Vor allem bei frisch gebauten Häusern ist die Bauwerkstrockenlegung sehr wichtig . Hochdrückendes Grundwasser oder auch kondensierende Feuchtigkeit aus dem noch trocknenden Baumaterial kann im Laufe der Zeit sowohl innen als auch außen, vom Keller angefangen bis hinauf zum Dach , unweigerlich zu schweren Schäden führen. Diese führen mitunter nicht nur zu erheblichen finanziellen Zusatzkosten, sondern können unter Umständen auch zu gesundheitlichen Problemen führen, beispielsweise weil sich Schimmel durch die Feuchtigkeit im neugebauten Haus festsetzt. Gerade für Kinder oder Allergiker kann dies schwerwiegende Folgen haben.

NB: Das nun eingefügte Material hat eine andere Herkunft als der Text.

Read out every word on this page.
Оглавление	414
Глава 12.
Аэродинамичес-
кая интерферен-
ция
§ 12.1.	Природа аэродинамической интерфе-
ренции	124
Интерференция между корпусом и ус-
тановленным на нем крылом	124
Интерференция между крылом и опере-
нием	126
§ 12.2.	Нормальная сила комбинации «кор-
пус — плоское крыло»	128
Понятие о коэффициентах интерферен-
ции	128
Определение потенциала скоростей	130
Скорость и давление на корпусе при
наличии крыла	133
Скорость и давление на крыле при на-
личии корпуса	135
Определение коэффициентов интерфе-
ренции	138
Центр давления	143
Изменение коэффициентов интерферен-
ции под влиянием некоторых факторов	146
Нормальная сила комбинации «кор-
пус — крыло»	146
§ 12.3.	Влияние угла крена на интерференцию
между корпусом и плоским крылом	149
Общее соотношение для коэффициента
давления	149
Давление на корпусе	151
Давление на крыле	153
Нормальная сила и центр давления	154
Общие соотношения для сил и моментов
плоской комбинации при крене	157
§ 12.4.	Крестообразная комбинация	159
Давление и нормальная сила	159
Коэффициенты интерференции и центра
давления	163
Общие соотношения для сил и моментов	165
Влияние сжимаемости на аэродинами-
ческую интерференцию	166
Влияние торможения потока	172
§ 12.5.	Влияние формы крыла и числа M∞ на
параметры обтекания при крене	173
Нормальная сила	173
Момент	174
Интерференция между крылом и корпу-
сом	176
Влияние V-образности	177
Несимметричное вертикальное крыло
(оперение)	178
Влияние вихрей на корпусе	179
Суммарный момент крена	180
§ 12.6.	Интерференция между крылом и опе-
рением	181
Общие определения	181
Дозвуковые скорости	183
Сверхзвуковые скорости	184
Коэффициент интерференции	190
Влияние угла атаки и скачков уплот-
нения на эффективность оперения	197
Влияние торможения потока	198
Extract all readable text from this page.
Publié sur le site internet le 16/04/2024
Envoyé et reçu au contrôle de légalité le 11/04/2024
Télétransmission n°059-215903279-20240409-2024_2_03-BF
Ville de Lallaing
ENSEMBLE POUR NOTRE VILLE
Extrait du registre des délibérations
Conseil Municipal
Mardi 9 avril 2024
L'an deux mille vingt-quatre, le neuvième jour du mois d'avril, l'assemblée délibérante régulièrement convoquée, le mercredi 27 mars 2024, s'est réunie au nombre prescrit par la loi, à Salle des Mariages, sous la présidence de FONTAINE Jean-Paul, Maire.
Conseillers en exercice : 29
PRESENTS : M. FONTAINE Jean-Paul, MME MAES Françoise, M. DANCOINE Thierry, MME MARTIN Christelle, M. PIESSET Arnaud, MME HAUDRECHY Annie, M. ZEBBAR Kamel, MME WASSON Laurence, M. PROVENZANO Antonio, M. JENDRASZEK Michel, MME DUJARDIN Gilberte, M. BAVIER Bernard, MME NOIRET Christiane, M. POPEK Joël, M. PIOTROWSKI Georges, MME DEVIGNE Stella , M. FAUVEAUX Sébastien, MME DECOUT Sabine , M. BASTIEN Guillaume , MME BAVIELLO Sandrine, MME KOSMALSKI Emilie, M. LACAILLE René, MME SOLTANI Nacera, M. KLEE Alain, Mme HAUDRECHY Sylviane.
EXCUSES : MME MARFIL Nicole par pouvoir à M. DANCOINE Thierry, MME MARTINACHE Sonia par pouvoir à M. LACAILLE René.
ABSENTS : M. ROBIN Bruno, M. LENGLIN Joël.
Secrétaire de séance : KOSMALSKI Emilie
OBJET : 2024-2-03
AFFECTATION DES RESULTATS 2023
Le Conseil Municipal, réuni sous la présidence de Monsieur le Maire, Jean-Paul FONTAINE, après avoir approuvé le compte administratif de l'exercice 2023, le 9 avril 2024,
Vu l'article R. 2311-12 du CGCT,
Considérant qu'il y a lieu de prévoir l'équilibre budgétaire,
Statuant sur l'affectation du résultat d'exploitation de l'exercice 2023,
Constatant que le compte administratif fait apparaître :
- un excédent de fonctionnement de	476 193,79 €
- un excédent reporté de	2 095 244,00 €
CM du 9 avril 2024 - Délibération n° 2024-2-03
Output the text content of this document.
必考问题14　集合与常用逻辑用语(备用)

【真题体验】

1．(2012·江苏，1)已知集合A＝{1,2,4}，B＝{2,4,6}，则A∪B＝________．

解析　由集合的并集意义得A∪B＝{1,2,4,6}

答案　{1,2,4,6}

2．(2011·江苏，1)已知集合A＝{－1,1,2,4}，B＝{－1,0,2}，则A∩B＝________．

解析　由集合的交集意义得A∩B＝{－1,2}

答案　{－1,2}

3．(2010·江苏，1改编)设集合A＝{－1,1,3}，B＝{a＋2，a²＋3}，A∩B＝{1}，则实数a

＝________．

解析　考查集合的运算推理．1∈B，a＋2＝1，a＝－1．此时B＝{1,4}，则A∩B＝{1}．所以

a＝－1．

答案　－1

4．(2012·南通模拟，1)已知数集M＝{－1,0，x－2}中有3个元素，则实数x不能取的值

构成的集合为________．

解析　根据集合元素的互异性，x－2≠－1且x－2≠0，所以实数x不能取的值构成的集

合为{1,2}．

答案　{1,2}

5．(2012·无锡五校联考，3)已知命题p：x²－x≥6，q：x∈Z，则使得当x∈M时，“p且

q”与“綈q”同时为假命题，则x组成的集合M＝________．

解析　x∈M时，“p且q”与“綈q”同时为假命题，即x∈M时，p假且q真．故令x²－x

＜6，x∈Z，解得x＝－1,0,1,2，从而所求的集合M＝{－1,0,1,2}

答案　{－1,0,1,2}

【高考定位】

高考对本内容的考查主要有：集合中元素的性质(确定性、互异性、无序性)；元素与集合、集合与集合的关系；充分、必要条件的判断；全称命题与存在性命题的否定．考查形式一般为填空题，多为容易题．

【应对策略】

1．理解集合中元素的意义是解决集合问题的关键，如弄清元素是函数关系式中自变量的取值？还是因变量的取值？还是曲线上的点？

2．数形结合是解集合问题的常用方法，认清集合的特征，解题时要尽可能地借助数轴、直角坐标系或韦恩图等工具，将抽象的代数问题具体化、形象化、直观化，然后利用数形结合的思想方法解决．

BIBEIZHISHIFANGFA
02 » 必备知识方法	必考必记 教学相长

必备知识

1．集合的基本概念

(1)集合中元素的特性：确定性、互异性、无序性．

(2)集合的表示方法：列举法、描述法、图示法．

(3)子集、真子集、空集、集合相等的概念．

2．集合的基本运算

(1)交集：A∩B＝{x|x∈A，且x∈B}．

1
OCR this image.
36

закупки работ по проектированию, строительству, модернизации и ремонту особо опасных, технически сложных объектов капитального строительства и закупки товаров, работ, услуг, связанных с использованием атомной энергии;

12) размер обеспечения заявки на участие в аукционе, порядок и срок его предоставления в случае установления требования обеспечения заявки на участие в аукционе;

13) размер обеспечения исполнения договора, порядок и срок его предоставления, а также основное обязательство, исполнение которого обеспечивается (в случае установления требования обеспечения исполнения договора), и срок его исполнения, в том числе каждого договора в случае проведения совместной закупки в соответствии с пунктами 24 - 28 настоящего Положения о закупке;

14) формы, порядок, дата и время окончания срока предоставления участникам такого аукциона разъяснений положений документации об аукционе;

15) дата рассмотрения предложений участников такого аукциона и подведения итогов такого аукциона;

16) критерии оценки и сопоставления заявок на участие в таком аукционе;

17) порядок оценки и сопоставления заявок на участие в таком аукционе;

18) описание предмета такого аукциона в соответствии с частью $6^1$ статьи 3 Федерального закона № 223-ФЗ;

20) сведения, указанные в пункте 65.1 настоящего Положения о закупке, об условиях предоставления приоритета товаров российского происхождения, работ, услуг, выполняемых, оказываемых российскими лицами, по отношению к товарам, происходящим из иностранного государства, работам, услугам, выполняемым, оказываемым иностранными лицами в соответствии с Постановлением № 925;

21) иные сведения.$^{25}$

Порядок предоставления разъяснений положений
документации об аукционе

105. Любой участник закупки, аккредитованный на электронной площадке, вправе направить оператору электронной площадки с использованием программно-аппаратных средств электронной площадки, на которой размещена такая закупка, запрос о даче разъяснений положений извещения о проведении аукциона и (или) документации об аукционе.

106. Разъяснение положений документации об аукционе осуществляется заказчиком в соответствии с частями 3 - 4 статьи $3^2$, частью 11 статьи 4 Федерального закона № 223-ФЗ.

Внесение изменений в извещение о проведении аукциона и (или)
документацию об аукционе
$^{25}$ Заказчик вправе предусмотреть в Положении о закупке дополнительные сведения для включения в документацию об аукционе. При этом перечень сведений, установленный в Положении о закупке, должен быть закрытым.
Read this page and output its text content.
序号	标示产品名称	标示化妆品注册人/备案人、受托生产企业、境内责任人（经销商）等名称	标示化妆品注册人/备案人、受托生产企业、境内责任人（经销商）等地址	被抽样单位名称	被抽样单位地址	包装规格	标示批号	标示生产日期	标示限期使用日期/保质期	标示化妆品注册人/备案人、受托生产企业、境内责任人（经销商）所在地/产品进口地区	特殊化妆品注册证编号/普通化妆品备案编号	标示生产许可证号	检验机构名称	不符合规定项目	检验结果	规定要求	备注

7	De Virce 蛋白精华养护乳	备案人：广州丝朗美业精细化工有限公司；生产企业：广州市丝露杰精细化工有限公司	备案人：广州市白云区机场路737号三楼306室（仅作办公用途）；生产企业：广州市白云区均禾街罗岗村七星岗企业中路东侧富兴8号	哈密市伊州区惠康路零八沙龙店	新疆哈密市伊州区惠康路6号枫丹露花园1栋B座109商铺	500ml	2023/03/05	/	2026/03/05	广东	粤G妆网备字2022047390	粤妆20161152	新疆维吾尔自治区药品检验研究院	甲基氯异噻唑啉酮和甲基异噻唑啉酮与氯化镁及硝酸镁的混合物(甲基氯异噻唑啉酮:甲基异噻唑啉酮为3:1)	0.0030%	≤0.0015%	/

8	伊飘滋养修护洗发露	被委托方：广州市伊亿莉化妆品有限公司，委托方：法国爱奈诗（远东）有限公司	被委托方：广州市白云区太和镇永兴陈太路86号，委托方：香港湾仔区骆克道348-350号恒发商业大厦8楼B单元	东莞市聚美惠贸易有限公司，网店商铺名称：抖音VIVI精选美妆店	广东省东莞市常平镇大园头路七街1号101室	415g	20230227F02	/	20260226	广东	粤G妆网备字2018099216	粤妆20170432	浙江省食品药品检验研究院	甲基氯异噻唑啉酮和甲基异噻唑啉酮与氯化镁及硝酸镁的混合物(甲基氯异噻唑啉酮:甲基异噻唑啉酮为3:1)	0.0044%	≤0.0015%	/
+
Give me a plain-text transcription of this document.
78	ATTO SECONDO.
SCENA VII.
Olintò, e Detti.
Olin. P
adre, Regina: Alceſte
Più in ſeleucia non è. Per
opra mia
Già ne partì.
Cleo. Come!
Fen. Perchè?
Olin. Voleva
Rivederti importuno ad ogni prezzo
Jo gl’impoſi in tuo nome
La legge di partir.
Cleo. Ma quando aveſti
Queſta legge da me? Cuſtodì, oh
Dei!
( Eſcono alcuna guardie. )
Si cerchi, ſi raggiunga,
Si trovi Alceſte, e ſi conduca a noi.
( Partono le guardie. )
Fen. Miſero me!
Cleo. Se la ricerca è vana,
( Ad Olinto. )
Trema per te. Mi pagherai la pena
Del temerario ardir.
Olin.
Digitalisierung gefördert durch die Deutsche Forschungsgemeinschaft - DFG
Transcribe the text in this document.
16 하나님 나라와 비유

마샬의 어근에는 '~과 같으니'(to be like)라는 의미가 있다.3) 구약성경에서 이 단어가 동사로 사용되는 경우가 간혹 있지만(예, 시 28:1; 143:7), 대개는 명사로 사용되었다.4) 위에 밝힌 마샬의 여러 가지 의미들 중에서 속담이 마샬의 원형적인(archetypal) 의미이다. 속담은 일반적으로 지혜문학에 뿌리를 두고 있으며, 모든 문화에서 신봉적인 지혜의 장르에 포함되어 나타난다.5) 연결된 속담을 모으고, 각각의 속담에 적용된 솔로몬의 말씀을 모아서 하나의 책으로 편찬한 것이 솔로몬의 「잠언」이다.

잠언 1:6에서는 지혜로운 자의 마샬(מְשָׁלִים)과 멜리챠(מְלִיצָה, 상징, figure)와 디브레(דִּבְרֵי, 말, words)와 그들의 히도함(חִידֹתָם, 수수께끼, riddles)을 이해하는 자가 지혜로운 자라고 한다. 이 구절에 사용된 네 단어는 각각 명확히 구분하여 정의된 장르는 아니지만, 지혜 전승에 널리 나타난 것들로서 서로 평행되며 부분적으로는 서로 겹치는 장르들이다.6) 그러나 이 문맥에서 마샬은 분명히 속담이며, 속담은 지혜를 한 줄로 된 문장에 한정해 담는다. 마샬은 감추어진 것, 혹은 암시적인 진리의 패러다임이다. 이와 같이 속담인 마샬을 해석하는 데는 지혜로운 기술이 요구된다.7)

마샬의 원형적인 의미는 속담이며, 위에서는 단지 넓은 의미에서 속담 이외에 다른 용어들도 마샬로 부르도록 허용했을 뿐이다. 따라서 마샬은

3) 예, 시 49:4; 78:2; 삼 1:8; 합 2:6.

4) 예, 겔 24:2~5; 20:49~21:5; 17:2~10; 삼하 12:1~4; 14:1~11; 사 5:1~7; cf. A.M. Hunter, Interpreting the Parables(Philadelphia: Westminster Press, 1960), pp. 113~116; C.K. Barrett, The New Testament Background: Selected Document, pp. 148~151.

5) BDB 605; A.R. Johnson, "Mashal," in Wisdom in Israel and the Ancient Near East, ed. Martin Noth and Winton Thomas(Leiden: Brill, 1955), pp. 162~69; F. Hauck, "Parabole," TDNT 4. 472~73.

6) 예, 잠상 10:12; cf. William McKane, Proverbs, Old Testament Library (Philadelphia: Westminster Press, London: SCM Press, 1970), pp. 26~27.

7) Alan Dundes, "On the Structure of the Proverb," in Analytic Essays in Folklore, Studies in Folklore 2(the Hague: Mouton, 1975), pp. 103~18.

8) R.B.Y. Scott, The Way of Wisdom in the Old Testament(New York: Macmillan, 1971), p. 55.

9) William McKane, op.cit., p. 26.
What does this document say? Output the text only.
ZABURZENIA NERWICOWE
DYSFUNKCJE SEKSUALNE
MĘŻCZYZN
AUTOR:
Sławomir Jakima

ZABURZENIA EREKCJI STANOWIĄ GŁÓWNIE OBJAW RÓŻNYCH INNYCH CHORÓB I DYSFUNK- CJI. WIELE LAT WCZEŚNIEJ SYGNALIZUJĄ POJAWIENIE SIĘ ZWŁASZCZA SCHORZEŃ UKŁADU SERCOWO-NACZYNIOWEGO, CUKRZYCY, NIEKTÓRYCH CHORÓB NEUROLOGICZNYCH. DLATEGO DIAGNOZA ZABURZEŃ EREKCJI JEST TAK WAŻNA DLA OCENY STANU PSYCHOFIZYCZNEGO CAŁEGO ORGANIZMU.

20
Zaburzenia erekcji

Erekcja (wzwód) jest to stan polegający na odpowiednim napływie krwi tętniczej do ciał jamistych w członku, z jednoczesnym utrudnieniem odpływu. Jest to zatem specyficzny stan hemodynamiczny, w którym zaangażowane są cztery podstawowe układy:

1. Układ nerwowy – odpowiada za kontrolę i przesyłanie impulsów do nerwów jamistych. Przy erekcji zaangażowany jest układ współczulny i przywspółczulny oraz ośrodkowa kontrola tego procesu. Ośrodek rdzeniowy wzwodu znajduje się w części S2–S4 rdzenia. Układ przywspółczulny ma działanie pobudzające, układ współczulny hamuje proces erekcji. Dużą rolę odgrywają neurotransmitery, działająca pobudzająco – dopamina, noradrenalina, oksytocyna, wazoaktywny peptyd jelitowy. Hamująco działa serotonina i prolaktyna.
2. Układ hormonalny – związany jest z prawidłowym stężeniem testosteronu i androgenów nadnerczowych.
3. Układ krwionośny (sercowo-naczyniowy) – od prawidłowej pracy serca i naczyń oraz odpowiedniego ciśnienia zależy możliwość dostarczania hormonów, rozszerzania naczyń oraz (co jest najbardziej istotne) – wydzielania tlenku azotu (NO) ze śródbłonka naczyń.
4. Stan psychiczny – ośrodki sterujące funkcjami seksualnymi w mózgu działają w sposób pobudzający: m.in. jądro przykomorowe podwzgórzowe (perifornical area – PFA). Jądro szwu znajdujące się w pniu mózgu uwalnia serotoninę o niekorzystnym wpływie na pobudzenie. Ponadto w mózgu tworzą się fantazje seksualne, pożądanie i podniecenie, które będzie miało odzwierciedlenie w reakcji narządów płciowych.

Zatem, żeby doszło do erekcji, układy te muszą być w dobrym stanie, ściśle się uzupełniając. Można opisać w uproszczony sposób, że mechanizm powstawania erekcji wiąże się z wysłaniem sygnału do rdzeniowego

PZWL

Eine weitere wichtige Maßnahme ist auch eine zusätzliche Bauabdichtung gegen von aussen kommende Feuchtigkeit wie beispielsweise Regen-oder Spritzwasser, welches ja gerade in unseren Landen nicht immer in gerade knapper Menge herunterkommt. Denkt man auch noch an den letzten, sehr langen strengen Winter und an die dadurch stark gestiegenen Heizkosten, sollte man eigentlich schon bei der Planung des Hausbaus auch an die richtige
Innendämmung bzw. an das richtige Heizsystem denken. Die Verwendung der richtigen Innendämmung, eines neuen Heizsystems sowie auch die Berücksichtigung und Verwendung alternativer Energien kann eine Heizkostenersparnis von bis zu 85 % bringen. Dies ein wichtiger Punkt, den man gerade in wirtschaftlich schwierigen Zeiten nicht ausser Acht lassen sollte.